The move appears to be a change of heart for Syngenta – six months ago it rejected a $47 billion takeover offer from agribusiness giant Monsanto, and announced it was selling its seeds arm – a plan which it later abandoned. Chief executive John Ramsay said the takeover will allow the company to ‘maintain and expand [its] position’ as a world leader in crop protection and seeds, and to focus on expanding its presence in China.

Merger king

For ChemChina, the deal is the latest in series of acquisitions across various chemicals. The company bought Italian tyre manufacturer Pirelli last year and German firm KrausMaffei, which makes machinery for manufacturing polymers, in December. The company is one of China’s biggest state-sponsored businesses, and has grown steadily since starting life in 1984 as an industrial cleaning firm called Bluestar, set up by Jianxin with a small government loan. After acquiring over 100 domestic companies through the 1980s and 1990s, it began buying overseas firms, earning Jianxin the nickname ‘merger king’ in the Chinese media.

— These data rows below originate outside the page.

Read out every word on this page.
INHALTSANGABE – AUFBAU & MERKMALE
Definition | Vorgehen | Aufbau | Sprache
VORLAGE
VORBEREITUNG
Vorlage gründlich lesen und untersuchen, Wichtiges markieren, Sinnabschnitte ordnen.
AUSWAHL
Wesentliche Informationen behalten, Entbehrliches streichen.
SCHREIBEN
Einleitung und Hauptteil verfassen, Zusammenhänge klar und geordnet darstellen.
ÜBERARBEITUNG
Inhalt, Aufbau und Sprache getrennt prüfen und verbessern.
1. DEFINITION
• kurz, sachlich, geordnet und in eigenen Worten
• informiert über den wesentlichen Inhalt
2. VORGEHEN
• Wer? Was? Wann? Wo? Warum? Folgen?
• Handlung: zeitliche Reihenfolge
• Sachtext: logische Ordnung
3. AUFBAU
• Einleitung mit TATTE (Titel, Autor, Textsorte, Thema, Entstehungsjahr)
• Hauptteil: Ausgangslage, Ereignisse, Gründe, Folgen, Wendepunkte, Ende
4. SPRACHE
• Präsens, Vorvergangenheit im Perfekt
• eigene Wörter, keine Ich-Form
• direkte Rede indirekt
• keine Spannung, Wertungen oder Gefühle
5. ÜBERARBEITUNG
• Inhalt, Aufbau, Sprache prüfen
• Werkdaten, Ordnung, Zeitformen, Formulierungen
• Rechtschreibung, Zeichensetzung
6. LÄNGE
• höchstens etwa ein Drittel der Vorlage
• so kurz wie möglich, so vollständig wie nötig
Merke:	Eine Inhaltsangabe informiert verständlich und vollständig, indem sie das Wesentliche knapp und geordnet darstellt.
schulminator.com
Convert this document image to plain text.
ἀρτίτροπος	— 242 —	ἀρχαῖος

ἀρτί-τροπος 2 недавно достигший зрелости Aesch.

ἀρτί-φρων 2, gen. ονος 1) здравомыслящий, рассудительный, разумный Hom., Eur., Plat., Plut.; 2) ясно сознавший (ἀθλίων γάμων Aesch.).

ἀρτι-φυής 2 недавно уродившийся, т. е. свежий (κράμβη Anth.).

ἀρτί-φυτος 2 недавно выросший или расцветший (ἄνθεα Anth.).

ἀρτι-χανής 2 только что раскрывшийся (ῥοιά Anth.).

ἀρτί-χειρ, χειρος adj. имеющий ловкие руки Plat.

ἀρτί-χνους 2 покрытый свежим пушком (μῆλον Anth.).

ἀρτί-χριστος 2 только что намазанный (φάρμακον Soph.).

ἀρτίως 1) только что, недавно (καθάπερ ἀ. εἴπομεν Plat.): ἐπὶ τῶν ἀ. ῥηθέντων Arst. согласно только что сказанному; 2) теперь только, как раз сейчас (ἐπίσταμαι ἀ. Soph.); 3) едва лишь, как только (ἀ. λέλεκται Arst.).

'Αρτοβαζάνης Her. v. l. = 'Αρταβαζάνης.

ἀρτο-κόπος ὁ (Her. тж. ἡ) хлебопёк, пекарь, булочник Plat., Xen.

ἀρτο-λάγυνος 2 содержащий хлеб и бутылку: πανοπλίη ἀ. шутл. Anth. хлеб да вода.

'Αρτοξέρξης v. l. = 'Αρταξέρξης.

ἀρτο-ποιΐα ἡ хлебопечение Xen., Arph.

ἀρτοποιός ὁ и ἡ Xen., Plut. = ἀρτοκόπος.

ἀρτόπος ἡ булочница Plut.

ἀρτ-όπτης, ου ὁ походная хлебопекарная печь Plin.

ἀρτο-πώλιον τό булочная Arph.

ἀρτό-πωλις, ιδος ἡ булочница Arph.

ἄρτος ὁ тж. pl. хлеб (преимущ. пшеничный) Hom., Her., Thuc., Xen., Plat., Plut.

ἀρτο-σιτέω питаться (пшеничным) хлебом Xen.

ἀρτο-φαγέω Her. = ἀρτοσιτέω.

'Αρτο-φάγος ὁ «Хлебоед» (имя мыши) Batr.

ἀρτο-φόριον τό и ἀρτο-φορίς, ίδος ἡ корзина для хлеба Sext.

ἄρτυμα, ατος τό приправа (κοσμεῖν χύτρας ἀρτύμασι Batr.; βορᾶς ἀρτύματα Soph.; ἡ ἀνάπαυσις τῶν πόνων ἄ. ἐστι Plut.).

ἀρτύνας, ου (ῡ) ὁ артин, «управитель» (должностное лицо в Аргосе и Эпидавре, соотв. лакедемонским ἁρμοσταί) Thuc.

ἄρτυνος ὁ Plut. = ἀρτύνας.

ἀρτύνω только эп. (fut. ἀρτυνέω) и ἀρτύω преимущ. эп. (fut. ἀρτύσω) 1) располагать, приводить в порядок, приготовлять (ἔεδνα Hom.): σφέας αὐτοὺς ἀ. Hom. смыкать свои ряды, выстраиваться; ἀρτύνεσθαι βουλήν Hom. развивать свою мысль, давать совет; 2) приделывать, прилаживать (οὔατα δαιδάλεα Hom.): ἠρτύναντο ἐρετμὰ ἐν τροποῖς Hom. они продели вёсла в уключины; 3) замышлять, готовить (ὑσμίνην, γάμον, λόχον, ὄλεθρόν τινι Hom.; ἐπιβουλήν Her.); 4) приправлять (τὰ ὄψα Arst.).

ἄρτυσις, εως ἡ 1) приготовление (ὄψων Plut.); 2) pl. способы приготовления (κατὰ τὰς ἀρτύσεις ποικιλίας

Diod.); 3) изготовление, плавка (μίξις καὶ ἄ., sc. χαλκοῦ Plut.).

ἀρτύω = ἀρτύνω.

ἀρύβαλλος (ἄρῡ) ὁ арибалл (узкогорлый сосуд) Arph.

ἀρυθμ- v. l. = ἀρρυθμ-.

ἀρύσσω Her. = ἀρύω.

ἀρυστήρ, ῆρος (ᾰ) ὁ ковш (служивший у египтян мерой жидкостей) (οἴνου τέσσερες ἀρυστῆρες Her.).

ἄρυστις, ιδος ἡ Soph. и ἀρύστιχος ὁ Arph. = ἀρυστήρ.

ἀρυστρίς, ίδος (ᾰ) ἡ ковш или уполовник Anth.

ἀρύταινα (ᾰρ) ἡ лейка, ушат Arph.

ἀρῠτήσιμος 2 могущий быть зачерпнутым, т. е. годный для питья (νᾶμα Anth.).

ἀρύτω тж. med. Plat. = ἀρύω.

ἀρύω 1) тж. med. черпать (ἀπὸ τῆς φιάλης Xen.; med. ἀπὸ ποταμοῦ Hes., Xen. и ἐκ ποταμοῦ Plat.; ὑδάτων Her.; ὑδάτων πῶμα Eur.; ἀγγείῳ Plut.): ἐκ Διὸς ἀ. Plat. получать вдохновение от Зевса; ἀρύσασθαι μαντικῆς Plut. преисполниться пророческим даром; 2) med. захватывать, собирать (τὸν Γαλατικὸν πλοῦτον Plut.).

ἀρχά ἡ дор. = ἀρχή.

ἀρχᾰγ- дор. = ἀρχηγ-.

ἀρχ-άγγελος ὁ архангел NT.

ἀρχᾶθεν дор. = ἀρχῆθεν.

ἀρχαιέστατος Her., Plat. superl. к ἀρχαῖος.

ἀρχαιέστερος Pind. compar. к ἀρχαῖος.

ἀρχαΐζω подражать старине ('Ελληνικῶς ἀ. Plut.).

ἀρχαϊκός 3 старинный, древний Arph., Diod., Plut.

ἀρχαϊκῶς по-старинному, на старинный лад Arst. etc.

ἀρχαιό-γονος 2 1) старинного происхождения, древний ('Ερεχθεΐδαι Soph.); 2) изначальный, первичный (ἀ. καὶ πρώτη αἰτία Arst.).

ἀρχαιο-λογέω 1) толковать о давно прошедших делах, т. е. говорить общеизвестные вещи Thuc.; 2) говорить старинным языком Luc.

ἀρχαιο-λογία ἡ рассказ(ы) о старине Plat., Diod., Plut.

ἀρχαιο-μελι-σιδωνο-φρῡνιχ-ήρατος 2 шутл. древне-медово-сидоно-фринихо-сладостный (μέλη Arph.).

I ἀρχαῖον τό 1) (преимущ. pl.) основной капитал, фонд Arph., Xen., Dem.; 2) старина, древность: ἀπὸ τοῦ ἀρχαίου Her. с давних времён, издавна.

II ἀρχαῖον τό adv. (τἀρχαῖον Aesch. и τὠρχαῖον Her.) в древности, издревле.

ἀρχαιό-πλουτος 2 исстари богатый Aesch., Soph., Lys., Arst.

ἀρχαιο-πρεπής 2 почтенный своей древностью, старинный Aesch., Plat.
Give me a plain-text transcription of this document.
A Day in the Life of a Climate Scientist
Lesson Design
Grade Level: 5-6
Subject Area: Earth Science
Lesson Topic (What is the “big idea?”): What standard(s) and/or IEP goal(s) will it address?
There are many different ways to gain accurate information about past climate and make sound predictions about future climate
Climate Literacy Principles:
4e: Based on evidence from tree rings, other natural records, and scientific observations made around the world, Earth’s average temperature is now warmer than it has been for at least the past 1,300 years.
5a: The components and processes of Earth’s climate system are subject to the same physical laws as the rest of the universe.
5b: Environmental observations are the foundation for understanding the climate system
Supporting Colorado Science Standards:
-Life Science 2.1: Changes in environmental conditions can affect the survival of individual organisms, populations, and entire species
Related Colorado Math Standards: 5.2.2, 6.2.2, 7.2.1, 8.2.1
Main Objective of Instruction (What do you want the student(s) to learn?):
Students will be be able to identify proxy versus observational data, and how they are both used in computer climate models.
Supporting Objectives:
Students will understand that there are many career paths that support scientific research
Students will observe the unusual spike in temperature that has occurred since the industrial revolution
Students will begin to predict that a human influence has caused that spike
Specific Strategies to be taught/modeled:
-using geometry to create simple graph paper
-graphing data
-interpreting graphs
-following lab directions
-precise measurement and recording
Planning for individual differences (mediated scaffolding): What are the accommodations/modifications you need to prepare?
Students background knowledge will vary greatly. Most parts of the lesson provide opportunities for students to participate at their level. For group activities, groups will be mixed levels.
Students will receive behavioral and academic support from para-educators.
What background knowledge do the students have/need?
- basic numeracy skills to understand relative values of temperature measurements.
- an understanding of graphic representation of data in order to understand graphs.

In a statement, Jianxin said bosses at ChemChina were ‘delighted’ with the Syngenta agreement. ‘Our vision is not confined to our mutual interests, but will also respond to and maximise the interests of farmers and consumers around the world. We … look forward to working with John Ramsay and the management and employees of Syngenta to deliver safe and reliable solutions for the continued growth in global food demand.’

The acquisition of an agrochemicals business is likely motivated by China’s desire to ensure food security, amid concerns that agricultural productivity is not keeping pace with population growth. Its purchase of Syngenta – a producer of genetically modified (GM) seeds – also hints that China is becoming more willing to embrace GM technology. The country has been reluctant to adopt GM because of public opposition, and while GMOs are used for animal feed, they are not yet grown as food crops.

‘We think this deal is a sign that the Chinese government will eventually become GMO friendly, but they want to do it on their own terms through a company that they control,’ says Jeffrey Stafford, an analyst at US firm Morningstar. ‘We have long held that China and other emerging regions would eventually embrace GMOs to increase yields and feed growing and richer populations. If China allows GMO cultivation in the country, then the degree that the market is opened to other international players will affect industry leader Monsanto and other multi-nationals.’

Not a done deal

If it goes ahead, the acquisition is expected to be completed by the end of the year. But there are several hurdles to overcome before it can be given the go-ahead. For one, at least 67% of Syngenta shareholders will need to vote to accept ChemChina’s offer. The move is also facing scrutiny from the Committee on Foreign Investment in the United States (CFIUS), which can take steps to block deals that are deemed a threat to US national security.   

‘While seeds and crop chemicals may not sound like a national security concern, we note that this agency held up a sale of Philips’s lighting division to Chinese investors,’ says Stafford. He adds that the US has been protective of seed technology in the past, as demonstrated by the Federal Bureau of Investigation’s efforts to prevent Chinese nationals leaving the US with seeds. As Syngenta owns many seed-based patents, this could be a potential sticking point. Regulators in Europe are also expected to take a close look at the takeover.

All things considered, Stafford says, ‘We think there is a 50% chance the deal will close.’ ChemChina has said, however, that it is ‘confident’ the deal will receive regulatory approval.